What is wiped from memory in such stereotyped characterisations is Afghanistan's ancient history, and even a more recent past shown by photographs from Kabul of the mid-20th century. Recently republished in Foreign Policy along with an essay by one Mohammad Qayoumi, who lived in the Afghan capital at the time, they present a conveniently forgotten Afghanistan, one in which women wear not burqas but Western skirts and bobbed haircuts, as they attend universities and train as doctors and nurses (see pic). There is clearly more to Afghan modernity than the Western stereotypes that the Time cover tries to reinforce.
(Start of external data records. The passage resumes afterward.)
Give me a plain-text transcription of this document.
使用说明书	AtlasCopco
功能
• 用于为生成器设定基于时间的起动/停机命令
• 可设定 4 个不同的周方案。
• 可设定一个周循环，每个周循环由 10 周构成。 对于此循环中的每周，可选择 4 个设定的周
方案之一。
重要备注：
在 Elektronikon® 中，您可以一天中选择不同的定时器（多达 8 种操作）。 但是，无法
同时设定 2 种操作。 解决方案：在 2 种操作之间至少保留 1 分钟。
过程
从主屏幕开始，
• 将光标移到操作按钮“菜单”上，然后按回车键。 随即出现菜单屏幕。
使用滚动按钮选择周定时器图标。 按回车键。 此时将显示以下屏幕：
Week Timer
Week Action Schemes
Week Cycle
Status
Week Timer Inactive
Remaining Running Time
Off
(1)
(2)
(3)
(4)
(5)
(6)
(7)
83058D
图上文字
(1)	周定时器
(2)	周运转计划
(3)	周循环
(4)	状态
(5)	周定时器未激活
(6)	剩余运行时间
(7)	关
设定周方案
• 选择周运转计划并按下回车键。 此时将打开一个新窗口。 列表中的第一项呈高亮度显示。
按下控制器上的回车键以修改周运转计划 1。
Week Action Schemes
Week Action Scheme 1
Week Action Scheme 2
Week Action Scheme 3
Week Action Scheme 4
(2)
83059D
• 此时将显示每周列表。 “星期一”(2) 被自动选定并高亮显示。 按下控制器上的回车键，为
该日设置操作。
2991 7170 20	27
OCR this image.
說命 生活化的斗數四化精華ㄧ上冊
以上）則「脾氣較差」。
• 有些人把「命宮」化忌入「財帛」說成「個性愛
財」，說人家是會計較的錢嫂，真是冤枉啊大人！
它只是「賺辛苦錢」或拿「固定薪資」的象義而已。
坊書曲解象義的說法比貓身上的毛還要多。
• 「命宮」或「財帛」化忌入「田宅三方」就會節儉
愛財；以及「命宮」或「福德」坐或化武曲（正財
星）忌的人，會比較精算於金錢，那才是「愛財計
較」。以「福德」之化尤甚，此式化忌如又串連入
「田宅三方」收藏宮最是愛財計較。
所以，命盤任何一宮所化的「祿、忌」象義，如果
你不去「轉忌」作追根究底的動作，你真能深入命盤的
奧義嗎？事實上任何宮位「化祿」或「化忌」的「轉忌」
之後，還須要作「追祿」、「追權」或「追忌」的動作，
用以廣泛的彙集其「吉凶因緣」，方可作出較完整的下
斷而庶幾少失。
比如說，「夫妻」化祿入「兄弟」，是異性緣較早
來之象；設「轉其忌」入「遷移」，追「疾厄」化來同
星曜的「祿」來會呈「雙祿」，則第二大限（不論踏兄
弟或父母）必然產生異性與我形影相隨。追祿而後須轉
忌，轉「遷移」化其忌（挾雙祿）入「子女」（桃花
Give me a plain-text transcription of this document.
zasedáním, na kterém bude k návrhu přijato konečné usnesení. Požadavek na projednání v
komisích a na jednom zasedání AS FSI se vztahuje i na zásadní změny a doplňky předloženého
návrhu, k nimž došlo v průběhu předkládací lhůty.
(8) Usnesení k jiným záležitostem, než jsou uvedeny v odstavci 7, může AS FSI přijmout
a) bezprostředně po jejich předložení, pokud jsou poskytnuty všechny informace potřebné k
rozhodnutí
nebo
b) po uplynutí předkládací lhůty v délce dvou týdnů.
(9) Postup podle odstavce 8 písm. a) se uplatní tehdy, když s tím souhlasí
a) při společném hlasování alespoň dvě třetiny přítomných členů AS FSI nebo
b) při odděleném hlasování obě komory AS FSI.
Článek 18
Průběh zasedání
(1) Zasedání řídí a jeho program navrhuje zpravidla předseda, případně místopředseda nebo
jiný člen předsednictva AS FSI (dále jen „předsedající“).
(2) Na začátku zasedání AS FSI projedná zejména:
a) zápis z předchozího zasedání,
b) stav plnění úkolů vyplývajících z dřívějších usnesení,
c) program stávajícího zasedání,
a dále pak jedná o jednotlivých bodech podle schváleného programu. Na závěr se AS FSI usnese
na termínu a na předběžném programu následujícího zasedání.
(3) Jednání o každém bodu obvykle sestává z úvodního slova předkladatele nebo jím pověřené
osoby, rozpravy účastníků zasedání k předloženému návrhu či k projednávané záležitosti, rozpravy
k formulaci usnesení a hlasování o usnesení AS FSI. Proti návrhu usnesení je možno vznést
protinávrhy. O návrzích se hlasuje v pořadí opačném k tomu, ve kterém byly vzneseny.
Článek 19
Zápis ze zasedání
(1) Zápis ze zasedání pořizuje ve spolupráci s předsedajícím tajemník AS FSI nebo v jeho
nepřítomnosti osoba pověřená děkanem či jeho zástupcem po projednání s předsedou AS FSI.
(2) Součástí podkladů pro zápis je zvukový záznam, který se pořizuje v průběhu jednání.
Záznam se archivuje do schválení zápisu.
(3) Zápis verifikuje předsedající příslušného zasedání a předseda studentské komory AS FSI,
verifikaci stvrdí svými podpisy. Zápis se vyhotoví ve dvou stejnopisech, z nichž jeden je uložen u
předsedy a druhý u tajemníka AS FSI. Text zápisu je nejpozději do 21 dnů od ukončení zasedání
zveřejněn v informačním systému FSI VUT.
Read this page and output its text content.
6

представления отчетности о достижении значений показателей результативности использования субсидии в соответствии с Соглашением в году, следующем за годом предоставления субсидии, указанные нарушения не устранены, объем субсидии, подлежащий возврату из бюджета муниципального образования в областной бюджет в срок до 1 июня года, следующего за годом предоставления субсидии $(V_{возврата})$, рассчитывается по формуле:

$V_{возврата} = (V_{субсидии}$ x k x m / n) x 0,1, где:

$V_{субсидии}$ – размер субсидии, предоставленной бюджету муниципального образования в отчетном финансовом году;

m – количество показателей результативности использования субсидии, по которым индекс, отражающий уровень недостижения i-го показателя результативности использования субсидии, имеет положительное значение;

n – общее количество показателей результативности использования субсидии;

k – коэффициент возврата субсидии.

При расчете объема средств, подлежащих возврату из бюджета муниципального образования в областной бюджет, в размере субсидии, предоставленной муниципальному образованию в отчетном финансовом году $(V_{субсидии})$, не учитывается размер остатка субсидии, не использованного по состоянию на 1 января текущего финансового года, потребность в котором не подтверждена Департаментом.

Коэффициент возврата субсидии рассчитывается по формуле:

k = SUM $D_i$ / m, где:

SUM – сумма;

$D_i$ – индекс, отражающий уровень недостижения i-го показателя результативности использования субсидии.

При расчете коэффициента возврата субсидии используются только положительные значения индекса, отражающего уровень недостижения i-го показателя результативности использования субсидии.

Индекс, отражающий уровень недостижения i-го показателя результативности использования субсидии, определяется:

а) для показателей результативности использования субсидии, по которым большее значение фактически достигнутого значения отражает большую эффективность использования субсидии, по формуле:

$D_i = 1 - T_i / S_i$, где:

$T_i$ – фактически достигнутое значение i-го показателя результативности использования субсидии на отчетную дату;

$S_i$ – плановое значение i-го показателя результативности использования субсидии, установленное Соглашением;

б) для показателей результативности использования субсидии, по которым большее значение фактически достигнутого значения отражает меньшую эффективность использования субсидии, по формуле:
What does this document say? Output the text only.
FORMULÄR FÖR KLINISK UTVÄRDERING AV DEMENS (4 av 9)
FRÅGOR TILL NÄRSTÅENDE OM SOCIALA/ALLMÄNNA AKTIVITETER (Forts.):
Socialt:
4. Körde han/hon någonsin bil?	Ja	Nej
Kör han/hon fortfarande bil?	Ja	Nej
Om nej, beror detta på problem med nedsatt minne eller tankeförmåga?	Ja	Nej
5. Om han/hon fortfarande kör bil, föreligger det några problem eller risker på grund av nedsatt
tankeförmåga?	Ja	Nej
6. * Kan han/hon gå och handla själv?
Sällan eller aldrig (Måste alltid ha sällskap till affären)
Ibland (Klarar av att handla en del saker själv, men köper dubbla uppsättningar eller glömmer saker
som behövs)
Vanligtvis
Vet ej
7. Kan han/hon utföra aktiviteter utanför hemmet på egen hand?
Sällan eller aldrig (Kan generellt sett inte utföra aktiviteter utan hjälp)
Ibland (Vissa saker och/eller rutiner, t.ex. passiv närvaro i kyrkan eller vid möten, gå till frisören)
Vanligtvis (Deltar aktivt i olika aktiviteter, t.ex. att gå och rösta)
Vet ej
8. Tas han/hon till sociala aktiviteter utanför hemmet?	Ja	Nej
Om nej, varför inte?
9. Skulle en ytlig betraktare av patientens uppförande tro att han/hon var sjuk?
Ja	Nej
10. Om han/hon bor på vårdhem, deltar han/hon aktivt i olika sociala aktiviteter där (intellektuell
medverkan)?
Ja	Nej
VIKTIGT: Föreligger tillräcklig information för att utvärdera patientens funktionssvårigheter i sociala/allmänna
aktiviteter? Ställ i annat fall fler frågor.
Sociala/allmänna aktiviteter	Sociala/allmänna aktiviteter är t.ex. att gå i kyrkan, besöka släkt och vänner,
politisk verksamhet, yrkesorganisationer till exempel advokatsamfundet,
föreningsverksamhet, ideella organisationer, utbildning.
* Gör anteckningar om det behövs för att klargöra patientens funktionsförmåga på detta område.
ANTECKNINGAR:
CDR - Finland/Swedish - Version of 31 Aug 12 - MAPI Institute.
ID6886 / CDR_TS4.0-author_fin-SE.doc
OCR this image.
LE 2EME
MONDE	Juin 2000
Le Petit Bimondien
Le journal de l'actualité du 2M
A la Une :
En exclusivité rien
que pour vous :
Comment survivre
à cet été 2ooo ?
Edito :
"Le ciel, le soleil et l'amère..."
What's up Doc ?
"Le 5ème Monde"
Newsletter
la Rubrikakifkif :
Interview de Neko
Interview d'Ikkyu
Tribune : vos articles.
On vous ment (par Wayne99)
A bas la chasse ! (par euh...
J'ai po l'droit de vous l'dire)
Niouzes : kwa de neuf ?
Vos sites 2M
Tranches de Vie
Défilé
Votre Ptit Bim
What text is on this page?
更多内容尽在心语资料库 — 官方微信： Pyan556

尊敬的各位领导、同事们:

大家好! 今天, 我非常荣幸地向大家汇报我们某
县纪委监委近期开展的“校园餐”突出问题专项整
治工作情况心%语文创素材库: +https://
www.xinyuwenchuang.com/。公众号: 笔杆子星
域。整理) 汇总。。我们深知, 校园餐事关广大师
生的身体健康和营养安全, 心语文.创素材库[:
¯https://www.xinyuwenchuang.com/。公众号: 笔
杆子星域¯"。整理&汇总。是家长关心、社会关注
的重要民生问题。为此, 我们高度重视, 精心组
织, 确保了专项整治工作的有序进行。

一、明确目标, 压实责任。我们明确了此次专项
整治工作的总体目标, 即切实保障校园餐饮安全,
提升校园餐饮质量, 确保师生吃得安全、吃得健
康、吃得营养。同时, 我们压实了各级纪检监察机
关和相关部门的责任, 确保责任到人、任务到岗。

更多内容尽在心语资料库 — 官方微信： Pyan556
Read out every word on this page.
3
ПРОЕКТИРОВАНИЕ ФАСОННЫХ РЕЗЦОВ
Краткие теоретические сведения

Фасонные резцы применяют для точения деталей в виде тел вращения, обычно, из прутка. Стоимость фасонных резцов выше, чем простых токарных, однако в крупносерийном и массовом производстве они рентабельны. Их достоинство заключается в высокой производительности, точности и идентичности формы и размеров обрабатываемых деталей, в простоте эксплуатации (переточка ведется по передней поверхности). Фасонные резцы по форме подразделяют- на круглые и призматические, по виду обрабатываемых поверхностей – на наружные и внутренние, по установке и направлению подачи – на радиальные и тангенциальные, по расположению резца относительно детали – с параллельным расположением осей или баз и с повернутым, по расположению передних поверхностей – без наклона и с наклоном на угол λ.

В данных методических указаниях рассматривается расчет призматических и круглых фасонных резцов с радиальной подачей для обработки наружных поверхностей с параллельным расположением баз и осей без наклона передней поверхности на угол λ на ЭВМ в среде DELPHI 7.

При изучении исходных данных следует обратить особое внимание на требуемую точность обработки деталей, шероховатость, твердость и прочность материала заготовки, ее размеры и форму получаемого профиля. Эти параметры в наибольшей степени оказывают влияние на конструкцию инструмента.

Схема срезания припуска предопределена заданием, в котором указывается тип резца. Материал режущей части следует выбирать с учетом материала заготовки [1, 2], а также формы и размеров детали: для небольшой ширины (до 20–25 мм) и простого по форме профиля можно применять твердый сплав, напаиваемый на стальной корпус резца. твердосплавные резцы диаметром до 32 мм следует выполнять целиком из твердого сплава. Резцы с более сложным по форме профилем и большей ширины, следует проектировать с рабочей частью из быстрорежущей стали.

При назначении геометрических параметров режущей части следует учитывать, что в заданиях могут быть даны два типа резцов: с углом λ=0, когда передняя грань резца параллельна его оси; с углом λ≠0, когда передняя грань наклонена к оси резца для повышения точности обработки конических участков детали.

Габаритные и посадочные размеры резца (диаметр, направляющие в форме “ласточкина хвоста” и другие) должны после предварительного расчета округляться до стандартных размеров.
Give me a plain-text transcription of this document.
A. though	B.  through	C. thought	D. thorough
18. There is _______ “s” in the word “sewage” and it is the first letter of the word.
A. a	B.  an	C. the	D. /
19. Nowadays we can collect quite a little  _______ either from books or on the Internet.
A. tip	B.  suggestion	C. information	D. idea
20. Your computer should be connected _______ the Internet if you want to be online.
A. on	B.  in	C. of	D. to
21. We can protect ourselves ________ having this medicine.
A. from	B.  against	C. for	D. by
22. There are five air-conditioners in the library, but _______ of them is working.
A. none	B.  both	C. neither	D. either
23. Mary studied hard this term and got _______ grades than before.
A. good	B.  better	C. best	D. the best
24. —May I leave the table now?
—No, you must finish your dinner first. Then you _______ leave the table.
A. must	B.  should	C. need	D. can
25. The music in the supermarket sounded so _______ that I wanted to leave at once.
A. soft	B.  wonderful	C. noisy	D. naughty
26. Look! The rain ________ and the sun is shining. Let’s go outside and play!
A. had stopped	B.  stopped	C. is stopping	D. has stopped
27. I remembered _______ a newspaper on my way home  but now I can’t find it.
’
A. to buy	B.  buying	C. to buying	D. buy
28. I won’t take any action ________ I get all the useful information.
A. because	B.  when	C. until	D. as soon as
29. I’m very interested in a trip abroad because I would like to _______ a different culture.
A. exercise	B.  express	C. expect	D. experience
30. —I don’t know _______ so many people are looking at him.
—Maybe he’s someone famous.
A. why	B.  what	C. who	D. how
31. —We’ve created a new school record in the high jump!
Ultimately, the recent debate again highlights how easily photography can be used as a political weapon, even as the medium itself is increasingly being denied any political space or purpose. Photography after the Second World War and during the Cold War was consciously pushed into the sanitised spaces of art galleries and museums – away from its past as a concerned, conscience-pricking tool. Sadly, it is only in advertising that photographers can even hope to make a living. The new 24-hour television news cycles cannot and do not showcase dedicated long-term photography projects. In essence, time simply moves too quickly these days, and the attention spans that television creates have no place for the quiet, questioning work that was once the potency of investigative documentary photography.

~ Satish Sharma, currently in Kathmandu, is an independent photographer and occasional photography curator.